RIO: GOVERNO SEM VERGONHA NA CARA

Locomotiva diesel da Supervia em Saracuruna, ponto final das linhas elétricas e local de entrada no ramal de Vila Inhomerim: dali até Inhomerim ou Gaupimirim, sem eletrificação (Custódio Coimbra, O Globo)

Já há tempos que os ramais de Vila Inhomerim e de Guapimirim, na área metropolitana do Rio de Janeiro, são operados de forma desleixada pelas concessionárias. Ambos são heranças de antigos ramais: o primeiro, da Leopoldina, era uma das linhas mais importantes do Estado, posto que levava à cidade de Petrópolis e ali, além de seguir para cidades mineiras como Ubá e Cataguases, ainda mantinha linhas com trens que trafegavam pelos subúrbios da cidade serrana. O segundo era de uma ferrovia por muitos anos particular, depois açambarcada pela Central e no último ano de operação, pela Leopoldina, e que seguia para Teresópolis, outra cidade serrana de destaque. Essas linhas cessaram a operação em 1964 e 1957, respectivamente.

Delas sobraram apenas os trechos da baixada: as atuais estações terminais, não por coincidência, tinham como nomes originais "Raiz da Serra". Assim que extintoas as linhas, iniciou-se a operação dos trechos que sobraram: Saracuruna-Vila Inhomirim e Magé-Guapimirim.

Com o passar do tempo, rapidamente a operação foi piorando. O primeiro foi dado em concessão à Supervia, em 1998. O segundo ficou com a CENTRAL, que nada tinha a ver com a saudosa Central do Brasil e que deveria ter sido a CPTM fluminense. Por algum motivo, esta jamais investiu em coisa alguma nas linhas que operou por pouco mais de dez anos: este ramal, a linha Niterói-Itaboraí, esta extinta em 2007 e os bondes de Santa Teresa, que, como se sabe, parou depois de um acidente com mortes em 2011.

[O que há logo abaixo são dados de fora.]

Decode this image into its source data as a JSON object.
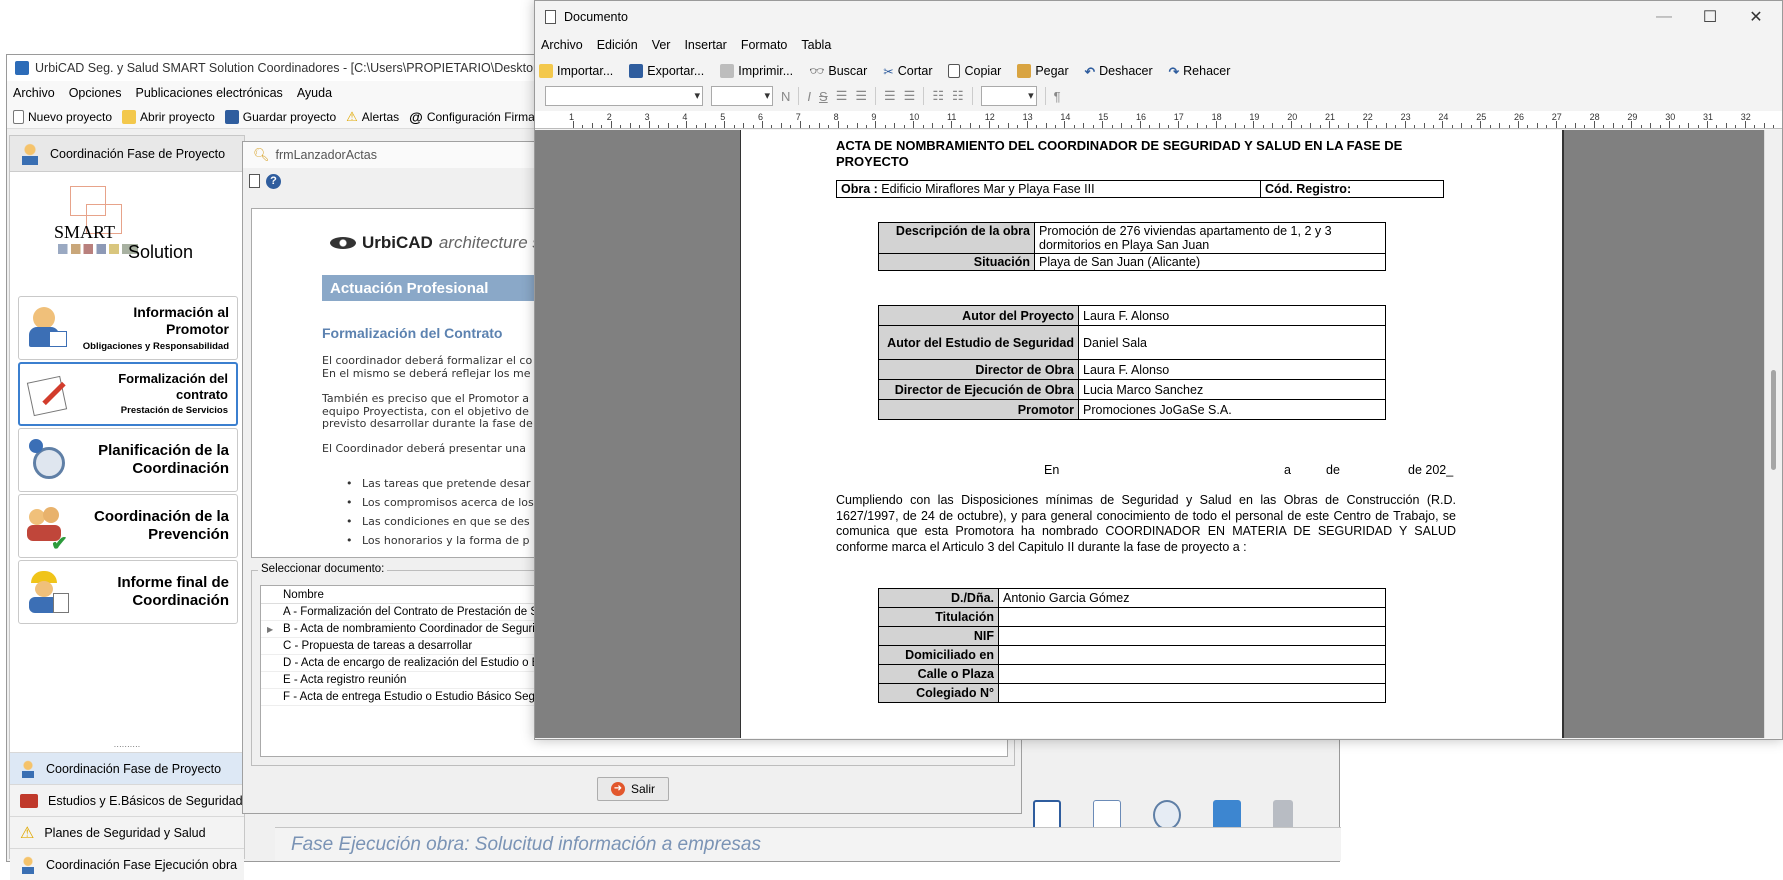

Pois é. Se durante anos a RFFSA, depois a CBTU, operaram de forma vagabunda e sem demonstrar respeito pelos usuários essas linhas, o que aconteceu depois da privatização de 1998 não melhorou as coisas. A Supervia assumiu o ramal de Vila Inhomirim e, catorze anos depois, não o eletrificou, continuando a operar com trens diesel e estações que são verdadeiros muquifos - a maioria, apenas paradas, como os velhos estribos de antanho.

Já a CENTRAL só não acabou com tudo por mero acaso, pois a outra linha que ela operava - a de Niterói - era de qualidade com tudo que era pior: trens trafegando com portas abertas, manutenção zero, estações e estribos totalmente abandonados, horários nunca cumpridos, sujeira e tudo o mais que se possa esperar. Os bondes, deu no que deu.

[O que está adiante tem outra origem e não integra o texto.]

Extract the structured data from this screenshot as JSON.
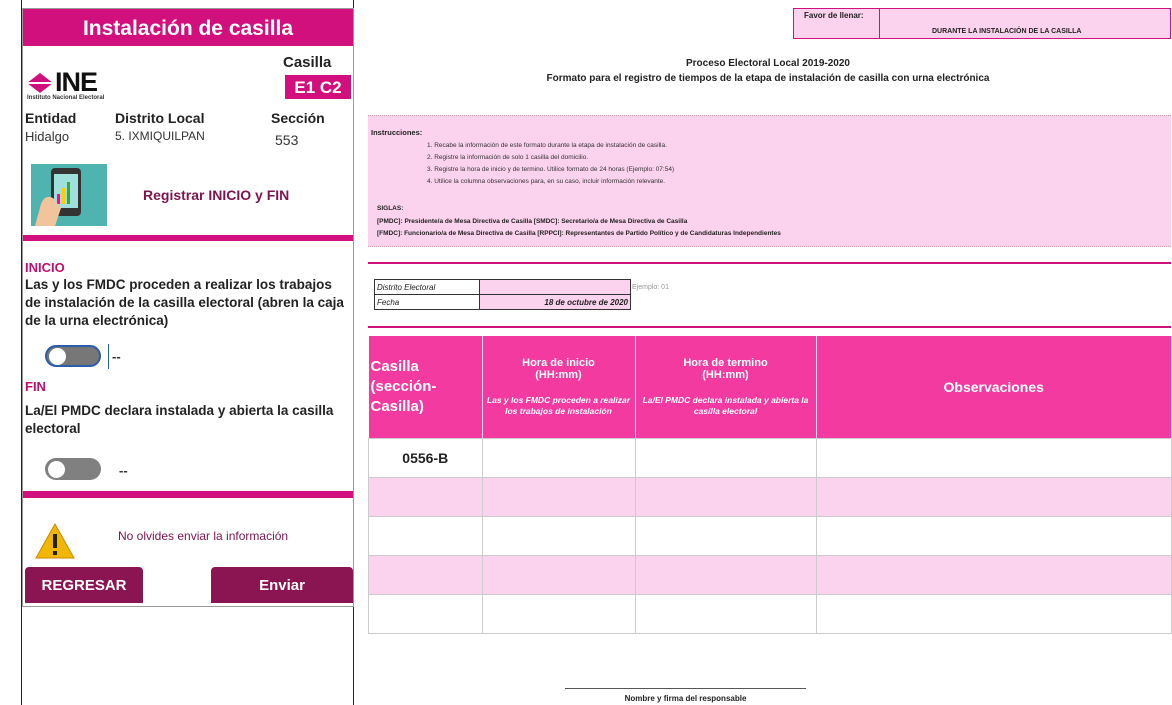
{
  "phone": {
    "title": "Instalación de casilla",
    "logo_text": "INE",
    "logo_sub": "Instituto Nacional Electoral",
    "casilla_label": "Casilla",
    "casilla_code": "E1 C2",
    "entidad_label": "Entidad",
    "entidad_value": "Hidalgo",
    "distrito_label": "Distrito Local",
    "distrito_value": "5. IXMIQUILPAN",
    "seccion_label": "Sección",
    "seccion_value": "553",
    "register_link": "Registrar INICIO y FIN",
    "inicio_head": "INICIO",
    "inicio_text": "Las y los FMDC proceden a realizar los trabajos de instalación de la casilla electoral (abren la caja de la urna electrónica)",
    "inicio_time": "--",
    "fin_head": "FIN",
    "fin_text": "La/El PMDC declara instalada y abierta la casilla electoral",
    "fin_time": "--",
    "warning_text": "No olvides enviar la información",
    "back_button": "REGRESAR",
    "send_button": "Enviar"
  },
  "form": {
    "fill_label": "Favor de llenar:",
    "fill_value": "DURANTE LA INSTALACIÓN DE LA CASILLA",
    "title_line1": "Proceso Electoral Local 2019-2020",
    "title_line2": "Formato para el registro de tiempos de la etapa de instalación de casilla con urna electrónica",
    "instructions_head": "Instrucciones:",
    "instructions": [
      "1. Recabe la información de este formato durante la etapa de instalación de casilla.",
      "2. Registre la información de solo 1 casilla del domicilio.",
      "3. Registre la hora de inicio y de termino. Utilice formato de 24 horas (Ejemplo: 07:54)",
      "4. Utilice la columna observaciones para, en su caso, incluir información relevante."
    ],
    "siglas_head": "SIGLAS:",
    "siglas_line1": "[PMDC]: Presidente/a de Mesa Directiva de Casilla  [SMDC]: Secretario/a de Mesa Directiva de Casilla",
    "siglas_line2": "[FMDC]: Funcionario/a de Mesa Directiva de Casilla  [RPPCI]: Representantes de Partido Político y de Candidaturas Independientes",
    "distrito_label": "Distrito Electoral",
    "distrito_value": "",
    "distrito_example": "Ejemplo: 01",
    "fecha_label": "Fecha",
    "fecha_value": "18 de octubre de 2020",
    "col_casilla": "Casilla (sección-Casilla)",
    "col_inicio": "Hora de inicio (HH:mm)",
    "col_inicio_sub": "Las y los FMDC proceden a realizar los trabajos de instalación",
    "col_termino": "Hora de termino (HH:mm)",
    "col_termino_sub": "La/El PMDC declara instalada y abierta la casilla electoral",
    "col_obs": "Observaciones",
    "rows": [
      {
        "casilla": "0556-B",
        "inicio": "",
        "termino": "",
        "obs": ""
      },
      {
        "casilla": "",
        "inicio": "",
        "termino": "",
        "obs": ""
      },
      {
        "casilla": "",
        "inicio": "",
        "termino": "",
        "obs": ""
      },
      {
        "casilla": "",
        "inicio": "",
        "termino": "",
        "obs": ""
      },
      {
        "casilla": "",
        "inicio": "",
        "termino": "",
        "obs": ""
      }
    ],
    "signature_label": "Nombre y firma del responsable"
  },
  "colors": {
    "accent": "#d1107e",
    "header_pink": "#f23aa1",
    "light_pink": "#fbd3ee",
    "button": "#8b1552"
  }
}
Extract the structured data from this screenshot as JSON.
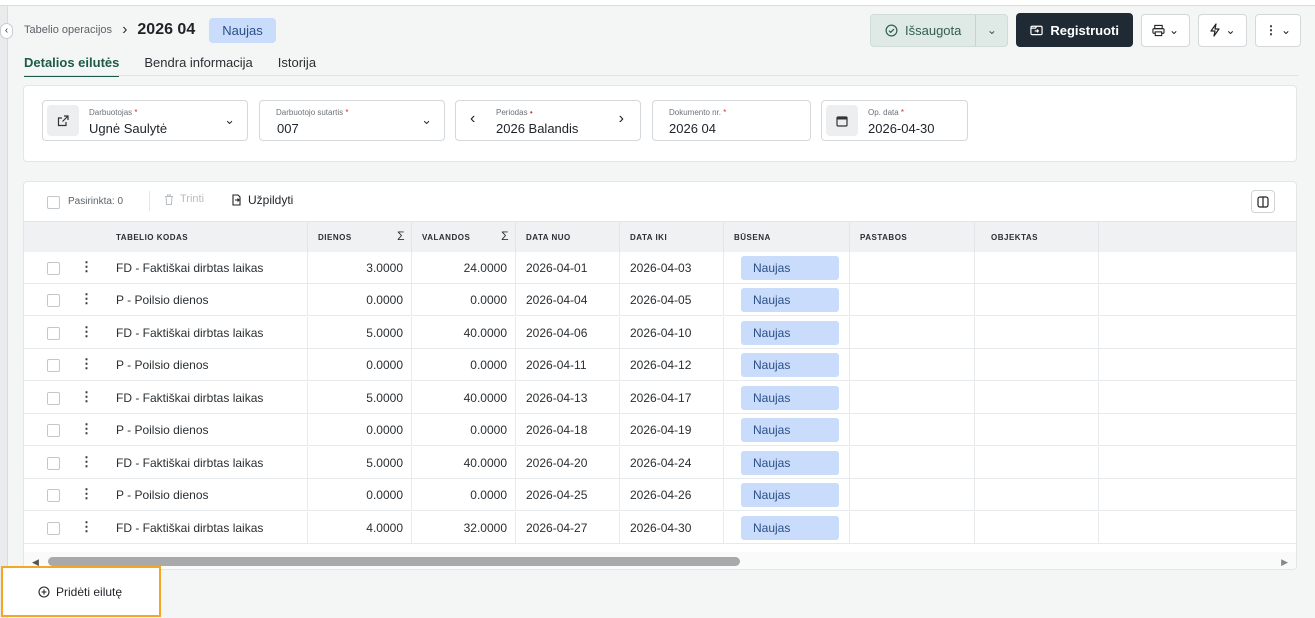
{
  "header": {
    "breadcrumb_link": "Tabelio operacijos",
    "title": "2026 04",
    "status_badge": "Naujas",
    "saved_label": "Išsaugota",
    "register_label": "Registruoti"
  },
  "tabs": [
    {
      "label": "Detalios eilutės",
      "active": true
    },
    {
      "label": "Bendra informacija",
      "active": false
    },
    {
      "label": "Istorija",
      "active": false
    }
  ],
  "filters": {
    "employee": {
      "label": "Darbuotojas",
      "value": "Ugnė Saulytė"
    },
    "contract": {
      "label": "Darbuotojo sutartis",
      "value": "007"
    },
    "period": {
      "label": "Periodas",
      "value": "2026 Balandis"
    },
    "doc_no": {
      "label": "Dokumento nr.",
      "value": "2026 04"
    },
    "op_date": {
      "label": "Op. data",
      "value": "2026-04-30"
    }
  },
  "toolbar": {
    "selected": "Pasirinkta: 0",
    "delete": "Trinti",
    "fill": "Užpildyti"
  },
  "columns": [
    "TABELIO KODAS",
    "DIENOS",
    "VALANDOS",
    "DATA NUO",
    "DATA IKI",
    "BŪSENA",
    "PASTABOS",
    "OBJEKTAS"
  ],
  "rows": [
    {
      "code": "FD - Faktiškai dirbtas laikas",
      "days": "3.0000",
      "hours": "24.0000",
      "from": "2026-04-01",
      "to": "2026-04-03",
      "status": "Naujas"
    },
    {
      "code": "P - Poilsio dienos",
      "days": "0.0000",
      "hours": "0.0000",
      "from": "2026-04-04",
      "to": "2026-04-05",
      "status": "Naujas"
    },
    {
      "code": "FD - Faktiškai dirbtas laikas",
      "days": "5.0000",
      "hours": "40.0000",
      "from": "2026-04-06",
      "to": "2026-04-10",
      "status": "Naujas"
    },
    {
      "code": "P - Poilsio dienos",
      "days": "0.0000",
      "hours": "0.0000",
      "from": "2026-04-11",
      "to": "2026-04-12",
      "status": "Naujas"
    },
    {
      "code": "FD - Faktiškai dirbtas laikas",
      "days": "5.0000",
      "hours": "40.0000",
      "from": "2026-04-13",
      "to": "2026-04-17",
      "status": "Naujas"
    },
    {
      "code": "P - Poilsio dienos",
      "days": "0.0000",
      "hours": "0.0000",
      "from": "2026-04-18",
      "to": "2026-04-19",
      "status": "Naujas"
    },
    {
      "code": "FD - Faktiškai dirbtas laikas",
      "days": "5.0000",
      "hours": "40.0000",
      "from": "2026-04-20",
      "to": "2026-04-24",
      "status": "Naujas"
    },
    {
      "code": "P - Poilsio dienos",
      "days": "0.0000",
      "hours": "0.0000",
      "from": "2026-04-25",
      "to": "2026-04-26",
      "status": "Naujas"
    },
    {
      "code": "FD - Faktiškai dirbtas laikas",
      "days": "4.0000",
      "hours": "32.0000",
      "from": "2026-04-27",
      "to": "2026-04-30",
      "status": "Naujas"
    }
  ],
  "add_row_label": "Pridėti eilutę",
  "colors": {
    "accent": "#1e5a4a",
    "badge_bg": "#c9dcfb",
    "primary_btn": "#1f2a35",
    "highlight": "#f5a623"
  }
}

E teve também catorze anos para melhorar. Jamais, no entanto, fez absolutamente nada. Como firma do Estado, tinha um dever a cumprir, mas não dava a mínima para os passageiros e o governo do Estado também pouco se importava em cobrar. Há dois ou três anos, a linha passou para a Supervia. A situação não melhorou muito, mas parece que, pelo menos manutenção é dada.

Todos que conhecem um pouco sobre transporte ferroviário sabem que, para se ter trens metropolitanos decentes e com velocidade aceitável - no mínimo 70 km/hora - é necessário trens elétricos. Eletrificação que, em catorze anos, não foi nem iniciada. Resultado: os trens andam a 25 quilômetros por hora. Janelas não fecham. Carros balançam mais, imaginem com passageiros em pé. Para se ter uma ideia, os trens de Mauá, que passavam por parte da linha de Vila Inhomerim em 1854 e que foi a primeira linha do Brasil, andava a 36. A locomotiva era uma das mais antiquadas máquinas a vapor, uma delas, a Baronesa, preservada até hoje em museus.

É muita falta de vergonha na cara de um governo e de uma concessionária. O primeiro, por não respeitar seu povo, apesar de vomitar eficiência; a segunda, por ter muito dinheiro e continuar mantendo o padrão Supervia do dono anterior - para quem não sabe, a Odebrecht comprou a Supervia há pouco mais de um ano.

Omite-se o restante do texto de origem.